However, it is only human nature to feel like something needs to be done, particularly when there has been so much going on in the world recently. So, what are some things that we here at Meridian are doing and are suggesting to our clients right now?
Stick with the plan (not to be confused with “doing nothing”)
A well thought out financial and investment plan will incorporate the:
- “whys” for investing – (i.e. – “to outpace inflation”, “grow investments to achieve long-term goals”, “to leave a legacy to my heirs”, etc.)
- “how” the investments will aid in reaching goals – (i.e. – buckets of investments to accomplish short-term, medium-term, and long-term goals)
- “what” investments will be used – (stocks, ETFs, mutual funds, CDs, actively managed funds, passively managed funds, etc.)
- “when” goals need to be met or when large life events will occur (pretty self explanatory 😊)
Understandably, plans are ever changing as life throws curveballs, but making reactionary choices based off short term market events can result in some pretty significant under performance in the long-term.
Defining personal risk tolerance and periodically revisiting this tolerance as it relates to the ability of achieving goals rather than revisiting risk appetite due to short term market events can help create a clear path and provide a beacon to reach your destination, even when it gets stormy.
Part of staying the course and sticking with the plan means staying within the parameters of a target allocation even when it’s hard to do.
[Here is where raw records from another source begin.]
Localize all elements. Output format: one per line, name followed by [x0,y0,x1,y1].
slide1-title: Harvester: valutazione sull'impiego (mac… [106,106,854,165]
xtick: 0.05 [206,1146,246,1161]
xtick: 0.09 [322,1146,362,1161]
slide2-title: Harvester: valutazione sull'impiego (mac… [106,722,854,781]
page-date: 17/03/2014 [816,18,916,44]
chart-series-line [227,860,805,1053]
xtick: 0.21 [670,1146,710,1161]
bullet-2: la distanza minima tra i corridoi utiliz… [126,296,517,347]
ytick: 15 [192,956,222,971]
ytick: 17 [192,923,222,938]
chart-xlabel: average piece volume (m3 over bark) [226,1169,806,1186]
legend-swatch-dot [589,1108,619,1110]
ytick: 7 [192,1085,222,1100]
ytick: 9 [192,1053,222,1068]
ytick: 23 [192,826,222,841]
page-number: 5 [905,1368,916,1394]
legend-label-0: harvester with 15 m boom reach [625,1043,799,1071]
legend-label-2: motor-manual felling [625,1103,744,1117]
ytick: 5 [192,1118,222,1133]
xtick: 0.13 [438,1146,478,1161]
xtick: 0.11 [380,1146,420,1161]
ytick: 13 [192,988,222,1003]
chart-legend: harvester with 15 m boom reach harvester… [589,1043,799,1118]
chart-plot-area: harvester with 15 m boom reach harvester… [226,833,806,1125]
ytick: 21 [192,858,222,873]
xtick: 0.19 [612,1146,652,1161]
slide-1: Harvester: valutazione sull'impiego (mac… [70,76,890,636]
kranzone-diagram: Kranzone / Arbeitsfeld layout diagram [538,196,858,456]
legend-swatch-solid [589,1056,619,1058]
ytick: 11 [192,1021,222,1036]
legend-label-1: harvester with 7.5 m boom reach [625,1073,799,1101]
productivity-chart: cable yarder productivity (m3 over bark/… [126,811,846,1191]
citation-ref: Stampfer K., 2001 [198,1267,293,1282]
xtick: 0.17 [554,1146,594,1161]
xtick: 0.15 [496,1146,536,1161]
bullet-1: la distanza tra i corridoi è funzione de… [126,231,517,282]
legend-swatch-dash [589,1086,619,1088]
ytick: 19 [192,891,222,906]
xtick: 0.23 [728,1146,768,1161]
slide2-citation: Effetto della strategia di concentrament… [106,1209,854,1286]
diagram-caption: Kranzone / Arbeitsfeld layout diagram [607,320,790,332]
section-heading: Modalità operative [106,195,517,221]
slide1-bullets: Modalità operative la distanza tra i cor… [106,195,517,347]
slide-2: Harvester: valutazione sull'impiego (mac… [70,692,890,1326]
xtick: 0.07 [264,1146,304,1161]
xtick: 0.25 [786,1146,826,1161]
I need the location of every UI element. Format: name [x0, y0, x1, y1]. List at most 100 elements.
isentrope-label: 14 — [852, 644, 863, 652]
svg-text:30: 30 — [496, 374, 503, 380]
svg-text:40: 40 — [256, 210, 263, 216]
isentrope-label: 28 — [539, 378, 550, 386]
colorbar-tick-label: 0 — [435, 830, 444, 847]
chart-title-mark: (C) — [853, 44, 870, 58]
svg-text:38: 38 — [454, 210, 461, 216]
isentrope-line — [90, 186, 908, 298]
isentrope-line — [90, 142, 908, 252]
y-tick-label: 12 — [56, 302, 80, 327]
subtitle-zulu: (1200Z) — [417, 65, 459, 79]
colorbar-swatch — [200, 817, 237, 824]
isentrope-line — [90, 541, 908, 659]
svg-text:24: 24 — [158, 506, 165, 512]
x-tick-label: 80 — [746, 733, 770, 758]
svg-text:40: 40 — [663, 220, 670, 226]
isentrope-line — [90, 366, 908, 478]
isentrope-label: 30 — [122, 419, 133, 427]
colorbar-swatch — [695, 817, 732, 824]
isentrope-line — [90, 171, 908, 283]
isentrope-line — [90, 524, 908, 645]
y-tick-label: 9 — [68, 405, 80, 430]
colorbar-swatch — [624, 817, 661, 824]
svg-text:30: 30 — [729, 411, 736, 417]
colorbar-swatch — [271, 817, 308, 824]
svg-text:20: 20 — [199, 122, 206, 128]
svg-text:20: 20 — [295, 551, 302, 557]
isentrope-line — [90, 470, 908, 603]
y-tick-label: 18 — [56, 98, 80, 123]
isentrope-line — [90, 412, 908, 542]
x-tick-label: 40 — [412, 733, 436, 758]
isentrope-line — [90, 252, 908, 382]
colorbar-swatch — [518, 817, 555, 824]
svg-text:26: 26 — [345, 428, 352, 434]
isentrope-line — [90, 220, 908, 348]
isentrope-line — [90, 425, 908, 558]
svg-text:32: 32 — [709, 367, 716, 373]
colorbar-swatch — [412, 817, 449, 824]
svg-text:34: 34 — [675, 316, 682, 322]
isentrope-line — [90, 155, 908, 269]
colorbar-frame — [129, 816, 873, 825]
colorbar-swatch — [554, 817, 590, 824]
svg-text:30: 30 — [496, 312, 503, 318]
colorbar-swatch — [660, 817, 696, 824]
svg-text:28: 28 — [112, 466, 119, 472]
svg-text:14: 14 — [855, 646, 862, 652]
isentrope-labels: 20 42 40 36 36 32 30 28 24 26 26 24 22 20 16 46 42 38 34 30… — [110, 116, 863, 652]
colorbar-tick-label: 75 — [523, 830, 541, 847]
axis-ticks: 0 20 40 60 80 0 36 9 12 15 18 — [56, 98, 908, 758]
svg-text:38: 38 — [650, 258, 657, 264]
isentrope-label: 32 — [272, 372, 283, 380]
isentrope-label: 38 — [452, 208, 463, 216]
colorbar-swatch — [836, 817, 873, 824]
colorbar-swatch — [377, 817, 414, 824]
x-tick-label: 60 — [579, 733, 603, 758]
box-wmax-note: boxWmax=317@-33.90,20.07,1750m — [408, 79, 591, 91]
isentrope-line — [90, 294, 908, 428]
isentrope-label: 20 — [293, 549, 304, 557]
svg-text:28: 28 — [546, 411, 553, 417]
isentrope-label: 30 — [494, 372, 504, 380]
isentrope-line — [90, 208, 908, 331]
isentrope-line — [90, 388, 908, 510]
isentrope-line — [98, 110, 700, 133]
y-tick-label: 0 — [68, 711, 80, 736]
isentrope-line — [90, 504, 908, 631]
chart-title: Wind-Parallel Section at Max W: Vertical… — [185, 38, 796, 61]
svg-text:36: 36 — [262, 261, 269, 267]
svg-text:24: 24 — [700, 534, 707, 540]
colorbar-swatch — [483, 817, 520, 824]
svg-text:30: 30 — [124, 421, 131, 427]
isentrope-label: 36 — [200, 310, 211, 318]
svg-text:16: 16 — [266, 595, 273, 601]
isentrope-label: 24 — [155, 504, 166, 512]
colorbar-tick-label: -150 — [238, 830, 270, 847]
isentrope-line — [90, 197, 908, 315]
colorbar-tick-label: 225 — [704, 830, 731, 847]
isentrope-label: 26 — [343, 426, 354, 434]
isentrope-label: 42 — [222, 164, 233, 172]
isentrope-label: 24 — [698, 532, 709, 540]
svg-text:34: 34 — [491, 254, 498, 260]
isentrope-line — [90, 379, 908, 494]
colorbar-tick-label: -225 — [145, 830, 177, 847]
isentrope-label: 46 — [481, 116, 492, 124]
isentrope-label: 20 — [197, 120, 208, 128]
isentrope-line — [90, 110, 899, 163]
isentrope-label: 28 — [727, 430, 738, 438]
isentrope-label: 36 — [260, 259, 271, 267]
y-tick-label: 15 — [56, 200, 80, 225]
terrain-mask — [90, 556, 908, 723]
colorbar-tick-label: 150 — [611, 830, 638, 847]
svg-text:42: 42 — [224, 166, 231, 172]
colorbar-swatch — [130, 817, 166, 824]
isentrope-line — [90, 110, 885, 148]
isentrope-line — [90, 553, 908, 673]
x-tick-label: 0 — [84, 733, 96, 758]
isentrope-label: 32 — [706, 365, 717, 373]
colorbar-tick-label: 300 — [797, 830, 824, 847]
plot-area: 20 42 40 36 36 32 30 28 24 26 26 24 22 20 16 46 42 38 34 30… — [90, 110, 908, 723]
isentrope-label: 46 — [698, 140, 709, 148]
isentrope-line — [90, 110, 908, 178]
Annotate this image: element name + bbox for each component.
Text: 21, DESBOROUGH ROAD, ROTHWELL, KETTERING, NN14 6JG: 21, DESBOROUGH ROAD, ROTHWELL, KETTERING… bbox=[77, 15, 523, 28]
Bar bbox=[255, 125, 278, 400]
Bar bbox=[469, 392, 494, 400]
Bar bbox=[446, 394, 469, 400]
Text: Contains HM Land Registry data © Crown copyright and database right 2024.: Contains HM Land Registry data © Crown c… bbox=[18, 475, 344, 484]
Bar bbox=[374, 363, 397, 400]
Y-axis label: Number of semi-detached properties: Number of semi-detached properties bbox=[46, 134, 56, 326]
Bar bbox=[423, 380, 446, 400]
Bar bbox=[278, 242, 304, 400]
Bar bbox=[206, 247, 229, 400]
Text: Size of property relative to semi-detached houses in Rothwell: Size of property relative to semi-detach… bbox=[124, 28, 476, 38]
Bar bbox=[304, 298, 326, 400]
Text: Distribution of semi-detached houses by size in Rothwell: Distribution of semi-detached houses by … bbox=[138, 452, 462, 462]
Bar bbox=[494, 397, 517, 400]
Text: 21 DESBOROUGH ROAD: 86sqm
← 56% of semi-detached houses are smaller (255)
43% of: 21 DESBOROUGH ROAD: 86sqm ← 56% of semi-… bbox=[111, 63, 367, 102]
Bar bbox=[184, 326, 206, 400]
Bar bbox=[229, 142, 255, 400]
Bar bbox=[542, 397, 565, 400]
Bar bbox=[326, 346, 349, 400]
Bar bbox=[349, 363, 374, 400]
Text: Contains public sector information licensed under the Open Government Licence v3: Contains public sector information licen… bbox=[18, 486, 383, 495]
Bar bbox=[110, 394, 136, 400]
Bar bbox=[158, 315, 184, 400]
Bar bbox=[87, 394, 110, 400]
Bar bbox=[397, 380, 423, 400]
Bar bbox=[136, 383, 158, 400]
This not only means rebalancing to the overall allocation between stocks and bonds, but rebalancing within the underlying asset classes as well.
A portfolio without regular rebalancing over time ends up overweight in one or more asset classes creating a possible over exposure to risk and veering away from the original risk tolerance.
And while it may feel counterintuitive to sell some of the “winners”, a prudent rebalancing schedule provides a disciplined way to essentially sell high and buy low while staying within your risk comfort zone.
Tax Loss Harvesting
Just as selling some of the winners can feel counterintuitive with rebalancing, tax loss harvesting is a way to capture a loss on purpose to help offset capital gains in the current year or in any future year. There is no limitation for how many years you can carry over capital losses and up to $3,000 of losses above capital gains can be used to offset ordinary taxable income.
Another benefit to this strategy is it can potentially reduce the risk of missing the recovery period of an asset class by selling an underlying security for a loss and simultaneously purchasing a similar fund or stock. This allows the portfolio to maintain asset allocation as well as benefiting from the future upswing of that asset class or type investment.
If converting funds from a pre-tax IRA to a Roth is part of the plan, doing so during down market periods creates an advantage. Investors are able to convert the same dollar amount but with more shares of assets, allowing the assets to recover and continue appreciating in the Roth tax-deferred and withdrawals tax free in the future.
Keep in mind, a Roth conversion doesn’t make sense for every plan and depends on individual tax situations. Also ideally, the taxes on the conversion should be paid out separately from the IRA funds in order to reap the biggest benefit of the conversion.
While we wish we could predict the absolute bottom, we know that diligence, patience, and diversification pay off over time. Taking advantage of lower prices now means buying while both bonds and stocks are on sale (for the most part)! Which is particularly Interesting to note that even if you invested at the worst possible time (aka the highest point), on average it has historically taken 2.7 years to recover.
We continue to watch the economic, market, and global landscapes for clues as to what will happen in the coming weeks and months but position ourselves to withstand any further volatility through diversification and staying true to the plan. In the meantime, we are here to act as your guide to help identify these silver lining opportunities and help you stick with your plan!